The very first order of business was a vote to declare Perry County a Second Amendment Sanctuary. A resolution passed by the supervisors commits county officials to not enforce any unconstitutional laws related to guns or gun ownership.
The board approved overweight permits for Weyerhaeuser to haul west on Pat Hinton Road then south on Old Augusta Road.
Board members gave their approval for Emergency Management Director Colby Prine to attend the 2020 Miss. Partners in Preparedness Summit May 4-7 in Biloxi.
The board approved use of the Perry County multipurpose building for Brittany Odum to hold a County Cattlemen’s Meeting on Mar. 26.
Several bus turnarounds for the Perry County Board of Education were approved and all will expire July 31, 2020.
Approval to remove items from inventory of the chancery clerk’s office was given by board members.
Board members approved the installation of a culvert on JP Hinton Road at Gaines Edwards’ property to protect the county road. Approval for installation of a culvert on Hintonville Road at Ray Holliman’s property to protect the county road was also granted.
County Comptroller Ashley Tingle asked the board to approve an amendment to correct privilege tax receipts, noting that the error was a learning mistake. She informed the board of the need for new software and wireless services for the county Veterans Affairs Office.
Legal Council Paul Walley informed the board there were 49 Homestead Exemption rejections. Walley asked board members to approve the donation of lumber to repair a concrete walkway at a local senior living facility.
In other items on the agenda, the board held the mandatory hearing before abandoning a county road.

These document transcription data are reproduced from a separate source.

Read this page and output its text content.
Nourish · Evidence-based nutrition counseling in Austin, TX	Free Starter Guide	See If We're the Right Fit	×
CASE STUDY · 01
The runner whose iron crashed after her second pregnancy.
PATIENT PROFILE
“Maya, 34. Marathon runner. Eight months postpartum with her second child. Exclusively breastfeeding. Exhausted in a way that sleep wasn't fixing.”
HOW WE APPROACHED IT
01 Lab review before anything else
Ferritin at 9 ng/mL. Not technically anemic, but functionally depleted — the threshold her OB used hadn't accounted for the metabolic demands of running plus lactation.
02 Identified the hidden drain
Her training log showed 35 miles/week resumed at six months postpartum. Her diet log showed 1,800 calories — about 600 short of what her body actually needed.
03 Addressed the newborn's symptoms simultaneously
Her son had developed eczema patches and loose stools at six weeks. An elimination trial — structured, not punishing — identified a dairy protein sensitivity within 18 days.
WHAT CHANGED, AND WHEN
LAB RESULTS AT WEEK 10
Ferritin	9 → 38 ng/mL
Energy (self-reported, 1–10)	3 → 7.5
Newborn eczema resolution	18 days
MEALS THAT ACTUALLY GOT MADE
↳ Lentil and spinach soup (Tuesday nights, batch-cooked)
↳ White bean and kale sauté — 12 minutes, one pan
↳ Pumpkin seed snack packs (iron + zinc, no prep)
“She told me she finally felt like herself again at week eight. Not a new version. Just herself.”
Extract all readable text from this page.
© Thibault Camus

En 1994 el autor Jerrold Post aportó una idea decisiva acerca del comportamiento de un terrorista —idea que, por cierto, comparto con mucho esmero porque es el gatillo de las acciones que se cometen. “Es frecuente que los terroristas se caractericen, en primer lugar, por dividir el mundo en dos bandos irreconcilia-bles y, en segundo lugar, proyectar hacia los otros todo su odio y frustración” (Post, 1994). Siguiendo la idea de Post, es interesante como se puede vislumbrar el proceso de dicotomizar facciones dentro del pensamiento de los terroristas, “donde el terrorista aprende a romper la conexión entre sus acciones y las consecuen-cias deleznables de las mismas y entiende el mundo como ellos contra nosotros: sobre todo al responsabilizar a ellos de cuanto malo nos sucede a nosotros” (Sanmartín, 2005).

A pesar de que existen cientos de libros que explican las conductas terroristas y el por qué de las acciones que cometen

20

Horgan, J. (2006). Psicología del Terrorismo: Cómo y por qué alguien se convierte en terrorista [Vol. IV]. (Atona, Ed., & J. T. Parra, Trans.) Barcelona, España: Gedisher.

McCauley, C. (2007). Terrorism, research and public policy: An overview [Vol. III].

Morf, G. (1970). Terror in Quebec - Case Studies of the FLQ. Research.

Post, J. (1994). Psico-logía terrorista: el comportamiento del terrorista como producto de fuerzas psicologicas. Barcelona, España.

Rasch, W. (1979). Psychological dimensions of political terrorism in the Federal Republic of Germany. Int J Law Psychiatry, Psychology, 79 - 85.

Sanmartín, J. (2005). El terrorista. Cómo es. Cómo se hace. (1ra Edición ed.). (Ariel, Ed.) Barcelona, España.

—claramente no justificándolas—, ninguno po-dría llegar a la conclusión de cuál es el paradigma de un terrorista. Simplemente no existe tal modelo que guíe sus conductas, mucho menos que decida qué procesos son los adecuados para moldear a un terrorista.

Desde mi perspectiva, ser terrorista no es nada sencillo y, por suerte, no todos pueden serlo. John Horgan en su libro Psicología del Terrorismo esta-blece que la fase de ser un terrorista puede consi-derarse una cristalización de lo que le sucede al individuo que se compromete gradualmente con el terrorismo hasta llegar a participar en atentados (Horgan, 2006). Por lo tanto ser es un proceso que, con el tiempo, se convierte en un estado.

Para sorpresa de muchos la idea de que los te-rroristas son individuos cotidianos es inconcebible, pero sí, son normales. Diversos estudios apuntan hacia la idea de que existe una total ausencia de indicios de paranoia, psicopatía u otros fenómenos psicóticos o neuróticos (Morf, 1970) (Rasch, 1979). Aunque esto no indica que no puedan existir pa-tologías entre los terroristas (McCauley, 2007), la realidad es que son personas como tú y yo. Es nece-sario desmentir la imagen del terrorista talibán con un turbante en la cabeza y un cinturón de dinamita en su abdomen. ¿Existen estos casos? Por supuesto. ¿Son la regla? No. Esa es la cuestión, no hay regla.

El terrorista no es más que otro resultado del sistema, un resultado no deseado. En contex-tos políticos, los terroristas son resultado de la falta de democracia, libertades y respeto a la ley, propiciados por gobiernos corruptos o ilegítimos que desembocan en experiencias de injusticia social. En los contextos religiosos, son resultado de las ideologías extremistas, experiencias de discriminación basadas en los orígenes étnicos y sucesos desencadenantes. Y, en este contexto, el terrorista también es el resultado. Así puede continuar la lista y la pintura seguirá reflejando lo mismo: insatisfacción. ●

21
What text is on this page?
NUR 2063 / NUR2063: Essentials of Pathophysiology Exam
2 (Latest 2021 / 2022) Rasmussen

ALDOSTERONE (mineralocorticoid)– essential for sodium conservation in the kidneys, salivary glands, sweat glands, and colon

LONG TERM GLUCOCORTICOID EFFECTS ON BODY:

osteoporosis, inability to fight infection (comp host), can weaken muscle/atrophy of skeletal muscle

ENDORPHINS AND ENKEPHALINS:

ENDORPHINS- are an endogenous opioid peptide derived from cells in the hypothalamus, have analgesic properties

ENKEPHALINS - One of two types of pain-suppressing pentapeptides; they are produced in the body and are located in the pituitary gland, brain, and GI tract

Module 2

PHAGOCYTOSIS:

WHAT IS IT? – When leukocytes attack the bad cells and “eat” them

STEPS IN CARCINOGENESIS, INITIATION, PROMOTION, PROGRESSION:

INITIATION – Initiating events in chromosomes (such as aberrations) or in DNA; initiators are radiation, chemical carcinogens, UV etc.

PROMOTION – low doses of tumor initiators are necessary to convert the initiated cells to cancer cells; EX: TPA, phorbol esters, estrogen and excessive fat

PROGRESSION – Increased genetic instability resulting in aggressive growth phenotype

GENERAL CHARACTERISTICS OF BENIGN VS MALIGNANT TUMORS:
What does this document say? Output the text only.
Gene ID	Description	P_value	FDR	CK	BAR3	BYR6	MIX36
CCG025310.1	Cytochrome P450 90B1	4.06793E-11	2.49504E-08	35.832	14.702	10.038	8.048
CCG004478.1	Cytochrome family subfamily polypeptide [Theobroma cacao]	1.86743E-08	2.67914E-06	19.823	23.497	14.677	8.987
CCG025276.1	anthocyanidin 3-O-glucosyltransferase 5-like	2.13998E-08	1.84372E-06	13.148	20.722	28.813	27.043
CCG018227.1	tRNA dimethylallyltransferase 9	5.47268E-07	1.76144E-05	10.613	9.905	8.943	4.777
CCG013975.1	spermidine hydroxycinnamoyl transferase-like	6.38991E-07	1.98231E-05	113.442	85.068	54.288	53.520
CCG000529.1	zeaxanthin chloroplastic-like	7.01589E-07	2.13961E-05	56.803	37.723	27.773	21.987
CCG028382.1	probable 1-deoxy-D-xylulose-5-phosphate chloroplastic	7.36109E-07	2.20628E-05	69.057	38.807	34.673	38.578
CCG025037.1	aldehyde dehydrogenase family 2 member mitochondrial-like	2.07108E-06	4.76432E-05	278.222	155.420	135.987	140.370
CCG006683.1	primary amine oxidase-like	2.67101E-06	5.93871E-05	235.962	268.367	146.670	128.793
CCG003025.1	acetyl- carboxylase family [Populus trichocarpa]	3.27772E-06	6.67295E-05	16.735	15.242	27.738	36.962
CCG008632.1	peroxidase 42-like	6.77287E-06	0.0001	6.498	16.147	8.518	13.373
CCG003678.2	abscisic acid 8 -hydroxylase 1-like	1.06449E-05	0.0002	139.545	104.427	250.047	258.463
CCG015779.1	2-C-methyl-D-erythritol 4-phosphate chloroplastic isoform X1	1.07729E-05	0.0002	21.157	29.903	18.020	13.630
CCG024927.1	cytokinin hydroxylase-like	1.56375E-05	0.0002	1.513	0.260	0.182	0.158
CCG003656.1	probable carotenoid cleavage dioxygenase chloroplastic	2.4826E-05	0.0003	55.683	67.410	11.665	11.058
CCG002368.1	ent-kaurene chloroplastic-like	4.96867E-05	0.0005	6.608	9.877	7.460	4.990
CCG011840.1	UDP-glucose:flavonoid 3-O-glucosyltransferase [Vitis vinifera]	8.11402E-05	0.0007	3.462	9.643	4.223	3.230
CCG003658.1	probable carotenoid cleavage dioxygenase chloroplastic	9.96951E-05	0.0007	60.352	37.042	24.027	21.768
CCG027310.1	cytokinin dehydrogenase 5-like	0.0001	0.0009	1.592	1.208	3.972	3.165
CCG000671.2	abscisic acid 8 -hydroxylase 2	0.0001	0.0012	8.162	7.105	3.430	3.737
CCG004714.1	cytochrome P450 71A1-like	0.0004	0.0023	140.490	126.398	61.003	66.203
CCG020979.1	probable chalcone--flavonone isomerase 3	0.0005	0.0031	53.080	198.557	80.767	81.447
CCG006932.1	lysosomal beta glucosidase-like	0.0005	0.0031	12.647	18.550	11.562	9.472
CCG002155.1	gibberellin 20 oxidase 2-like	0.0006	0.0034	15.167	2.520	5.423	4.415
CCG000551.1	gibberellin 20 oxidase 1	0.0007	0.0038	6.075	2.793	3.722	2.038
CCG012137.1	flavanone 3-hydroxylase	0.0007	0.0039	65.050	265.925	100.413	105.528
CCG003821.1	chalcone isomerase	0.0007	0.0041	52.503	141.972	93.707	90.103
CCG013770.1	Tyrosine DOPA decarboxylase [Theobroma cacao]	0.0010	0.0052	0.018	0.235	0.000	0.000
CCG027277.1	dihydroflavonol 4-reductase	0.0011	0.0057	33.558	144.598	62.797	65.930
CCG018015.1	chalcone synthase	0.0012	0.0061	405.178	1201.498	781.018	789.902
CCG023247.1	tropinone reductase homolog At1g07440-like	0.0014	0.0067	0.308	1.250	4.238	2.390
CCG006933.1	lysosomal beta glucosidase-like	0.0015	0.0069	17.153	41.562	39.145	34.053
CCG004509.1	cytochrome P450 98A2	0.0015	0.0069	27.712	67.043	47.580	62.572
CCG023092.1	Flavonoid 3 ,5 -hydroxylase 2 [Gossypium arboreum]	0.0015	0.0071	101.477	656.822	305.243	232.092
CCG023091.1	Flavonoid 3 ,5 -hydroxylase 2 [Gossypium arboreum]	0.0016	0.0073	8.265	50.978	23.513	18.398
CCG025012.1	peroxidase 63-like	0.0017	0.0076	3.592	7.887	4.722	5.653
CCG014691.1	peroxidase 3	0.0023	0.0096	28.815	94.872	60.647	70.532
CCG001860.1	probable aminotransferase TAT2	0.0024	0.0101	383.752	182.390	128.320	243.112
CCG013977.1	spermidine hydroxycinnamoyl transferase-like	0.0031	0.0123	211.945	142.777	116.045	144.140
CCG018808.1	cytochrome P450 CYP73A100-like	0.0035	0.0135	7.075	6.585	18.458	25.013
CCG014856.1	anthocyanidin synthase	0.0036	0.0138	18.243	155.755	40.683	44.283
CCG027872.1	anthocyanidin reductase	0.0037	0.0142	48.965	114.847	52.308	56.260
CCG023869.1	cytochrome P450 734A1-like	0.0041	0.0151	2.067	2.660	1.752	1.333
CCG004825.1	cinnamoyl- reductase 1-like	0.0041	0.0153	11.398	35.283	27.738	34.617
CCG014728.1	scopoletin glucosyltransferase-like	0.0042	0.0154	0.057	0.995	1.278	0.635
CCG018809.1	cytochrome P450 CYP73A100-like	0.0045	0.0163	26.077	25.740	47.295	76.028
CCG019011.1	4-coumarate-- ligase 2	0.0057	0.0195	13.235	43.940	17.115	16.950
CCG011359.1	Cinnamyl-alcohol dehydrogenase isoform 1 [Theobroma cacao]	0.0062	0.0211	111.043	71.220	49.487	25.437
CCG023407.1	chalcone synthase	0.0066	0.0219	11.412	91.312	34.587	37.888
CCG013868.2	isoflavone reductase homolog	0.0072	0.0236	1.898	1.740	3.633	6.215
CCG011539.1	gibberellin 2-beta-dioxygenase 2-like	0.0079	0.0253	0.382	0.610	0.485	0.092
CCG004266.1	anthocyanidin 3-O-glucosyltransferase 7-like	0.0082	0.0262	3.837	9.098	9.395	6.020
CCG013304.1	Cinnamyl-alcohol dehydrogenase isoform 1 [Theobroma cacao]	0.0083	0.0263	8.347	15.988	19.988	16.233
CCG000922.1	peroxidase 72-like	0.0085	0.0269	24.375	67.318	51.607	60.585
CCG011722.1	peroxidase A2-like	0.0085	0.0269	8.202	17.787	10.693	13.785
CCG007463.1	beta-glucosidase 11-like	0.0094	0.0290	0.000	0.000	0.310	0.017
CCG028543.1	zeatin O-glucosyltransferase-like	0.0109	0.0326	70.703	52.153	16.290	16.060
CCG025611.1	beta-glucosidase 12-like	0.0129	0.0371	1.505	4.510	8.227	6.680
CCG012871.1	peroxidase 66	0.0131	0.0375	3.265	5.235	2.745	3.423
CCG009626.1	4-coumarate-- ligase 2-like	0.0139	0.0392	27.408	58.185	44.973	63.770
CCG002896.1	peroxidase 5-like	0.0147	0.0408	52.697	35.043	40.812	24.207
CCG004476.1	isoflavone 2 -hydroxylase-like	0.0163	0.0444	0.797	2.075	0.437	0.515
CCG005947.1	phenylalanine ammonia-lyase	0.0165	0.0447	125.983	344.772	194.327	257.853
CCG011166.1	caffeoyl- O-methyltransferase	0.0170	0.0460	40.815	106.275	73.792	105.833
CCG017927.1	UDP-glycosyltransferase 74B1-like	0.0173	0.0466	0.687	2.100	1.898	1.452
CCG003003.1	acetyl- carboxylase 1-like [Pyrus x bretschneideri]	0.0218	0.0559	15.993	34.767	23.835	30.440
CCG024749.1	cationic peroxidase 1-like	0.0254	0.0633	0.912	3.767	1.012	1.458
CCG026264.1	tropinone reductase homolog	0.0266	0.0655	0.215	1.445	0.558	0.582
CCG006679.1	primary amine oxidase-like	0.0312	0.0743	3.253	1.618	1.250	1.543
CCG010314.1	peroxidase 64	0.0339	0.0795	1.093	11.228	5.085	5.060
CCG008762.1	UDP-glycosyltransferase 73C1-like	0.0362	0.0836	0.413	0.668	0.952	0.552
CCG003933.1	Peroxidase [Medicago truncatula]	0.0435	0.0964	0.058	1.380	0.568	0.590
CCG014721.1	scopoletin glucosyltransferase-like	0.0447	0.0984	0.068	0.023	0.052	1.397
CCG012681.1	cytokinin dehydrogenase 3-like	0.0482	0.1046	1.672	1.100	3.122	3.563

Herring Road will no longer be a county maintained road. The road will remain open for passage, however the county will no longer be responsible for maintenance of the road. Signage will be placed at both ends of the road to inform the public.
Perry County Election Commission members talked to the board about items on their agenda, one of which is how to replace the soon-to-be obsolete voting machines currently in use in the county. The commission began with discussions about how to use the available HAVA money, which is around $16,000. The money can be used for precinct upgrades and other election related items. The commission will receive more funds in 2020.
Commission members told board members several voting machine bags had to be repaired, however the machines will have to be replaced before the next general election. The county has 15 voting precincts with an average of two machines each. There are a few voting machine options available, including paper ballots. People in the board room agreed using paper ballots should be a prominent option, as the commission feels many seniors voters were confused with the introduction of electronic voting machines. Members of the board and commission agreed that paper ballots would give certainty in any sort of arising issues. HAVA funds received by the commission can be used for replacing machines.
Board members and members of the commission discussed known repairs needed at a few voting precincts, and supervisors will plan onsite inspections of the precincts with commission members to address any other items that may be needed. Board and commission members will also check for ADA compliance at all precincts. A list of needed repairs or upgrades will be addressed to ensure all precincts are compliant with federal laws. Election Commission members asked the board to supply hand sanitizer and sanitizing wipes for Tuesday’s voting primaries, as many residents are concerned about the spread of germs.